Another in my experience was isolation. Niijima is hours away from Tokyo by jet boat and home to only a few thousand residents, with a population density of around 100 people per sq km – compared to 60 times that in Tokyo. I traveled there in the off season and the camp grounds where I slept were completely empty. In the square kilometer centered at where I was sitting the exact moment Fear left me, there were likely only a handful of people, if even that.

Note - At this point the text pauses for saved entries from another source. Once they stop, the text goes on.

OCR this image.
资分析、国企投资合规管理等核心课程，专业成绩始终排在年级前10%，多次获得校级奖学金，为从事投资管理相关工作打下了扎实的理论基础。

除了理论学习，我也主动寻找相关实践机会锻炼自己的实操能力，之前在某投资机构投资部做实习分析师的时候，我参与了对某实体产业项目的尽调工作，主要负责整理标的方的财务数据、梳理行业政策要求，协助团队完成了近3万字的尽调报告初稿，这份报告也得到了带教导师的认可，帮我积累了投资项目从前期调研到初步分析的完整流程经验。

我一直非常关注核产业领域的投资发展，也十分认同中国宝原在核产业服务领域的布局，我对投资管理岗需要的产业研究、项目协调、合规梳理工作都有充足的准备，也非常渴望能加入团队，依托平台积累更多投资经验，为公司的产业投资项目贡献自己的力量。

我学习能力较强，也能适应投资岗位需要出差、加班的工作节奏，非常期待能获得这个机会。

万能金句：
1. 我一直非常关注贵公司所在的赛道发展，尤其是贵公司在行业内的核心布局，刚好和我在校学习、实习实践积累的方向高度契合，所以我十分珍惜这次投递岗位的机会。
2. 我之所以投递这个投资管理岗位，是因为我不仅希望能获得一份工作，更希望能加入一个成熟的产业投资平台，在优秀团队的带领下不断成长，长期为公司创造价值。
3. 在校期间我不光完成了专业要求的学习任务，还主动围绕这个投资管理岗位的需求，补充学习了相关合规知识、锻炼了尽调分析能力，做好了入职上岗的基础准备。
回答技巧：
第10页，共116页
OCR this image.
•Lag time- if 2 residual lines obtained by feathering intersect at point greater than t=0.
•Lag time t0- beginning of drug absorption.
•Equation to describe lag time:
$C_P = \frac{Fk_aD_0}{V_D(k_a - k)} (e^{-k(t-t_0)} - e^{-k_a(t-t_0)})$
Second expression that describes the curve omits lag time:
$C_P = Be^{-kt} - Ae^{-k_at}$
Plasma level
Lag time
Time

Physical activation and strain may have been part of it. I had communed with my campsite with a celebratory yoga session. I had walked all over the island, opting to go on foot instead of renting a bike as I usually did. I had felt hunger and thirst. By the time I reached the southern part of the island I had probably walked close to 10km with little food or water.
Another component I can pinpoint is immersion in Nature. In the lead up to the beach episode I had slept under the stars, woken up to crickets and creatures of the forest buzzing and chirping, walked in the woods and along the beach, felt the cool ocean, and the warm sun on my back. All of these helped me connect with something deeper that allowed me to relinquish the binding force of Fear in my life.
A final part of the journey that needs mentioning is the material I was reading at the time. The night before the event I read the section of Carlos Castaneda’s work The Teachings of Don Juan on the four obstacles to knowledge, the first of which happens to be fear. Some might say I am simply projecting my reading at the time onto the event that transpired later, and on a rational level I would agree with them. But reason only serves to explain a small part of our existence. Perhaps the reading unlocked a little bit of awareness that combined with all the other things mentioned above to create a perfect situation for Fear to leave me in a single instant. In any case, it did leave me, and I have grown stronger in knowledge as a result. Now if I can only get over that second obstacle that is currently holding me back. Read on if you are interested in finding out more.
Have you lost Fear? Confronted any of the other obstacles to knowledge? What challenges have you encountered, and how have you overcome them? Share your stories in the comments section, and productive week ahead!
- Single Mother: Perspectives from Two Continents
- 東京ビーチ Tokyo Beach
Good read and food for thought! I am learning to embrace “groundlessness” these days, leaning into uncertainty instead of fearing it.
I like the way you say “leaning into it”. Uncertainty surrounds us – it makes up close to 100% of the world. By leaning into that world of the unknown, we can eventually take steps into it, and begin to perceive and understand a small part of it.
Enjoyed this piece, but I didn’t understand one part. It sounds like the moment that fear left you was a moment of great fear. Is that right?
It appears that way, but I would say it was something more than just fear. It differed from typical modern-day fearful situations, where we hesitate, worry, or hide from what needs to be done. That day was more like a primal fear, where survival depended on my departure from that area. In retrospect I think it was what Don Juan would call a “cubic centimeter of chance” – a fleeting but life-altering opportunity, if only we have the presence of mind and body to reach out and take it. I think that ringing in my ear alerted to me that I had the opportunity to leave my great fears in life behind right then and there, and through all I had done in the lead-up to that moment – the isolation, immersion in nature, bodily strain – I was able to seize that opportunity.